When using AI assistants to generate code, there is a need to ensure that the resulting code is not malicious. However, this raises concerns about the integrity of libraries and compilers. Compilers, for example, could be compromised to produce malicious binaries, highlighting the importance of trust in the entire toolchain. To establish trust, components like compilers, libraries, operating systems (OS), boot loaders, and hardware need to be included in the Trusted Computing Base (TCB). However, ensuring the security of each component becomes increasingly complex, leading to questions about who guarantees the security of each layer. For example, the OS could be compromised, leading to a cascade of security issues. Even hardware, which may have Trusted Platform Modules (TPM), is not immune to tampering. This chain of trust highlights the need for a robust threat model, especially as threats evolve, with instances like modified OS distributions or hacked BIOSes.
Efforts like Intel's security boot, which initiates a chain of trust during system boot-up, aim to mitigate risks. However, the ultimate question remains: Where does one draw the line in ensuring security against potential threats? This underscores the importance of continuous vigilance and adaptation in the face of evolving security challenges.
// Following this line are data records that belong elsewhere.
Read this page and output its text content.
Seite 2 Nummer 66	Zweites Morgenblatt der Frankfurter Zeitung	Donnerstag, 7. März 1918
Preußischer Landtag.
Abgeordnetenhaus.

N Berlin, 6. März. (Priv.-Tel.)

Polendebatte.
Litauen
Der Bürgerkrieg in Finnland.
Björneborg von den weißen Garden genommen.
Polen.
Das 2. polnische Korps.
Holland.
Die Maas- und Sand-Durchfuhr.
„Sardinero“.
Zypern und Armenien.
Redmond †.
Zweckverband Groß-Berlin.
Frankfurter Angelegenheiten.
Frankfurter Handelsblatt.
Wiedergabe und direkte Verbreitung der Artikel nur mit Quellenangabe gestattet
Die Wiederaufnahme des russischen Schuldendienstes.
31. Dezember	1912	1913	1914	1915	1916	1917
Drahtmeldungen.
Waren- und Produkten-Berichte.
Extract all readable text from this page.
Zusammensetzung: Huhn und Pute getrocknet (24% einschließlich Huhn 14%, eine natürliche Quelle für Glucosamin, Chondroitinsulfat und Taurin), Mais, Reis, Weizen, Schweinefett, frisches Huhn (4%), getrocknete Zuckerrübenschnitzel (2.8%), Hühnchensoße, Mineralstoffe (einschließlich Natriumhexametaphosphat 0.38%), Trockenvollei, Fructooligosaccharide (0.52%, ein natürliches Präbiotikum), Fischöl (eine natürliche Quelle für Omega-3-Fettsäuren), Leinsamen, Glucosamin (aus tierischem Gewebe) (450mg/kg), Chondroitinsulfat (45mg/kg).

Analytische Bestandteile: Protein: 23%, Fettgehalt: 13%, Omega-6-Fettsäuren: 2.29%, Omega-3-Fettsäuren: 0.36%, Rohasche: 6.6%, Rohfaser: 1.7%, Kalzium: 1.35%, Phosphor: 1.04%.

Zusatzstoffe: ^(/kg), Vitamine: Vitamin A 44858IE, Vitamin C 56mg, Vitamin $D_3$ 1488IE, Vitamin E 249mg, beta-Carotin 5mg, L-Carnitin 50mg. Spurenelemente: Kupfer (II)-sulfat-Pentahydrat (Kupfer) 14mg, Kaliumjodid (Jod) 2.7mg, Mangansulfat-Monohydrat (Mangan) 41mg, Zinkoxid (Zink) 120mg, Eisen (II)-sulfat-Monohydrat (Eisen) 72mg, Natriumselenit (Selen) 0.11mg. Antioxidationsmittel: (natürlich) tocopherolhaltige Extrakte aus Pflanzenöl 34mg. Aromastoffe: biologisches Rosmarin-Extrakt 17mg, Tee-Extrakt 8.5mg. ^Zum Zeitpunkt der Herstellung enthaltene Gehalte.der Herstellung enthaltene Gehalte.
The paper Asleep at the Keyboard? Assessing the Security of GitHub Copilot's Code Contributions authored by the same authors as the current paper, initially concluded that using an AI assistant was inferior to using a human. However, their conclusion was later updated with the findings from the current paper, suggesting that AI is actually quite effective. The shift in conclusion can be attributed to the fact that both users and researchers gained knowledge on how to effectively work with LLM over time. Through experimentation and experience, better interaction methods with LLMs were identified, leading to improved prompts and more successful outcomes. Although the LLM remained the same, the users' and researchers' understanding of how to leverage its capabilities evolved.
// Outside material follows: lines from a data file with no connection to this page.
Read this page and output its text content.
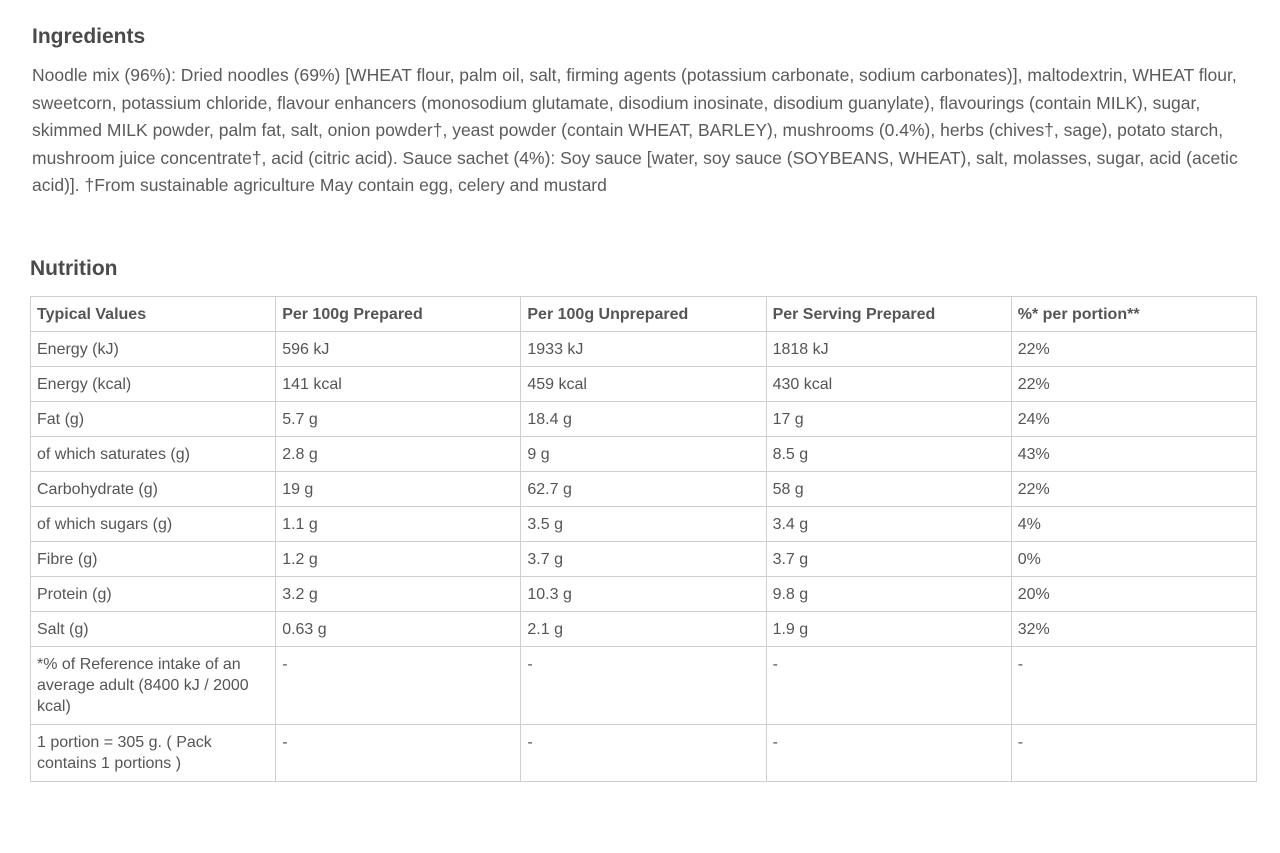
Ingredients

Noodle mix (96%): Dried noodles (69%) [WHEAT flour, palm oil, salt, firming agents (potassium carbonate, sodium carbonates)], maltodextrin, WHEAT flour, sweetcorn, potassium chloride, flavour enhancers (monosodium glutamate, disodium inosinate, disodium guanylate), flavourings (contain MILK), sugar, skimmed MILK powder, palm fat, salt, onion powder†, yeast powder (contain WHEAT, BARLEY), mushrooms (0.4%), herbs (chives†, sage), potato starch, mushroom juice concentrate†, acid (citric acid). Sauce sachet (4%): Soy sauce [water, soy sauce (SOYBEANS, WHEAT), salt, molasses, sugar, acid (acetic acid)]. †From sustainable agriculture May contain egg, celery and mustard

Nutrition
Typical Values	Per 100g Prepared	Per 100g Unprepared	Per Serving Prepared	%* per portion**
Energy (kJ)	596 kJ	1933 kJ	1818 kJ	22%
Energy (kcal)	141 kcal	459 kcal	430 kcal	22%
Fat (g)	5.7 g	18.4 g	17 g	24%
of which saturates (g)	2.8 g	9 g	8.5 g	43%
Carbohydrate (g)	19 g	62.7 g	58 g	22%
of which sugars (g)	1.1 g	3.5 g	3.4 g	4%
Fibre (g)	1.2 g	3.7 g	3.7 g	0%
Protein (g)	3.2 g	10.3 g	9.8 g	20%
Salt (g)	0.63 g	2.1 g	1.9 g	32%
*% of Reference intake of an average adult (8400 kJ / 2000 kcal)	-	-	-	-
1 portion = 305 g. ( Pack contains 1 portions )	-	-	-	-
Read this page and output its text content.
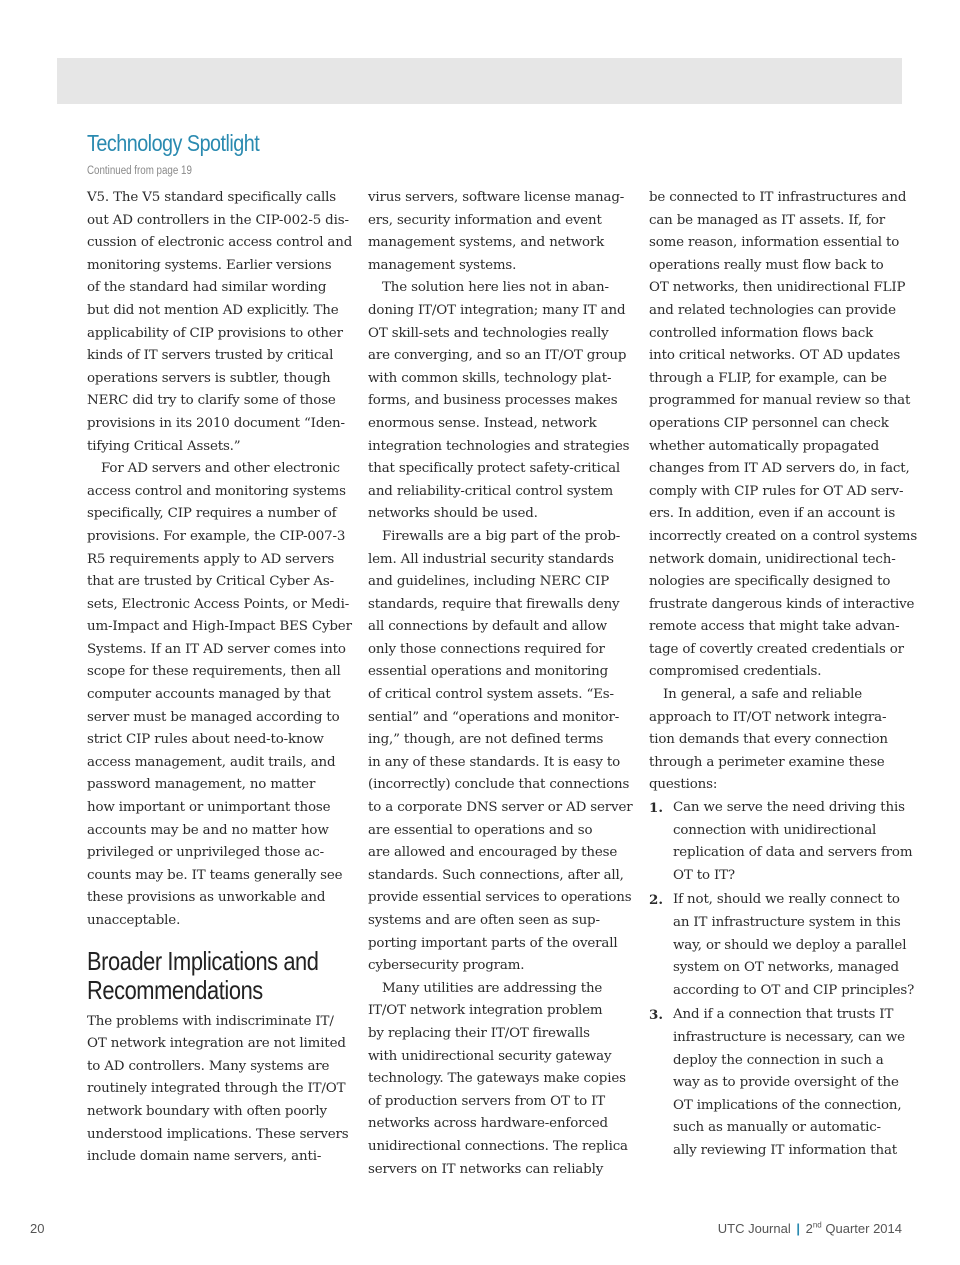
Technology Spotlight
Continued from page 19

V5. The V5 standard specifically calls
out AD controllers in the CIP-002-5 dis-
cussion of electronic access control and
monitoring systems. Earlier versions
of the standard had similar wording
but did not mention AD explicitly. The
applicability of CIP provisions to other
kinds of IT servers trusted by critical
operations servers is subtler, though
NERC did try to clarify some of those
provisions in its 2010 document “Iden-
tifying Critical Assets.”

For AD servers and other electronic
access control and monitoring systems
specifically, CIP requires a number of
provisions. For example, the CIP-007-3
R5 requirements apply to AD servers
that are trusted by Critical Cyber As-
sets, Electronic Access Points, or Medi-
um-Impact and High-Impact BES Cyber
Systems. If an IT AD server comes into
scope for these requirements, then all
computer accounts managed by that
server must be managed according to
strict CIP rules about need-to-know
access management, audit trails, and
password management, no matter
how important or unimportant those
accounts may be and no matter how
privileged or unprivileged those ac-
counts may be. IT teams generally see
these provisions as unworkable and
unacceptable.

Broader Implications and
Recommendations

The problems with indiscriminate IT/
OT network integration are not limited
to AD controllers. Many systems are
routinely integrated through the IT/OT
network boundary with often poorly
understood implications. These servers
include domain name servers, anti-

virus servers, software license manag-
ers, security information and event
management systems, and network
management systems.

The solution here lies not in aban-
doning IT/OT integration; many IT and
OT skill-sets and technologies really
are converging, and so an IT/OT group
with common skills, technology plat-
forms, and business processes makes
enormous sense. Instead, network
integration technologies and strategies
that specifically protect safety-critical
and reliability-critical control system
networks should be used.

Firewalls are a big part of the prob-
lem. All industrial security standards
and guidelines, including NERC CIP
standards, require that firewalls deny
all connections by default and allow
only those connections required for
essential operations and monitoring
of critical control system assets. “Es-
sential” and “operations and monitor-
ing,” though, are not defined terms
in any of these standards. It is easy to
(incorrectly) conclude that connections
to a corporate DNS server or AD server
are essential to operations and so
are allowed and encouraged by these
standards. Such connections, after all,
provide essential services to operations
systems and are often seen as sup-
porting important parts of the overall
cybersecurity program.

Many utilities are addressing the
IT/OT network integration problem
by replacing their IT/OT firewalls
with unidirectional security gateway
technology. The gateways make copies
of production servers from OT to IT
networks across hardware-enforced
unidirectional connections. The replica
servers on IT networks can reliably

be connected to IT infrastructures and
can be managed as IT assets. If, for
some reason, information essential to
operations really must flow back to
OT networks, then unidirectional FLIP
and related technologies can provide
controlled information flows back
into critical networks. OT AD updates
through a FLIP, for example, can be
programmed for manual review so that
operations CIP personnel can check
whether automatically propagated
changes from IT AD servers do, in fact,
comply with CIP rules for OT AD serv-
ers. In addition, even if an account is
incorrectly created on a control systems
network domain, unidirectional tech-
nologies are specifically designed to
frustrate dangerous kinds of interactive
remote access that might take advan-
tage of covertly created credentials or
compromised credentials.

In general, a safe and reliable
approach to IT/OT network integra-
tion demands that every connection
through a perimeter examine these
questions:

1. Can we serve the need driving this
connection with unidirectional
replication of data and servers from
OT to IT?
2. If not, should we really connect to
an IT infrastructure system in this
way, or should we deploy a parallel
system on OT networks, managed
according to OT and CIP principles?
3. And if a connection that trusts IT
infrastructure is necessary, can we
deploy the connection in such a
way as to provide oversight of the
OT implications of the connection,
such as manually or automatic-
ally reviewing IT information that
20	UTC Journal | 2nd Quarter 2014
Further research holds the potential to uncover even better ways to use LLMs. Discovering the appropriate threshold and metric to assess their effectiveness would be a significant milestone. Currently, metrics like bugs per line of code lack clarity, but exploring alternatives such as bugs per line of code per number of developers may provide better insights. In essence, while the initial findings may have suggested limitations in using AI assistants, subsequent research and experience have highlighted their potential effectiveness. Continued exploration and refinement of interaction methods with LLMs may unlock further benefits in the future.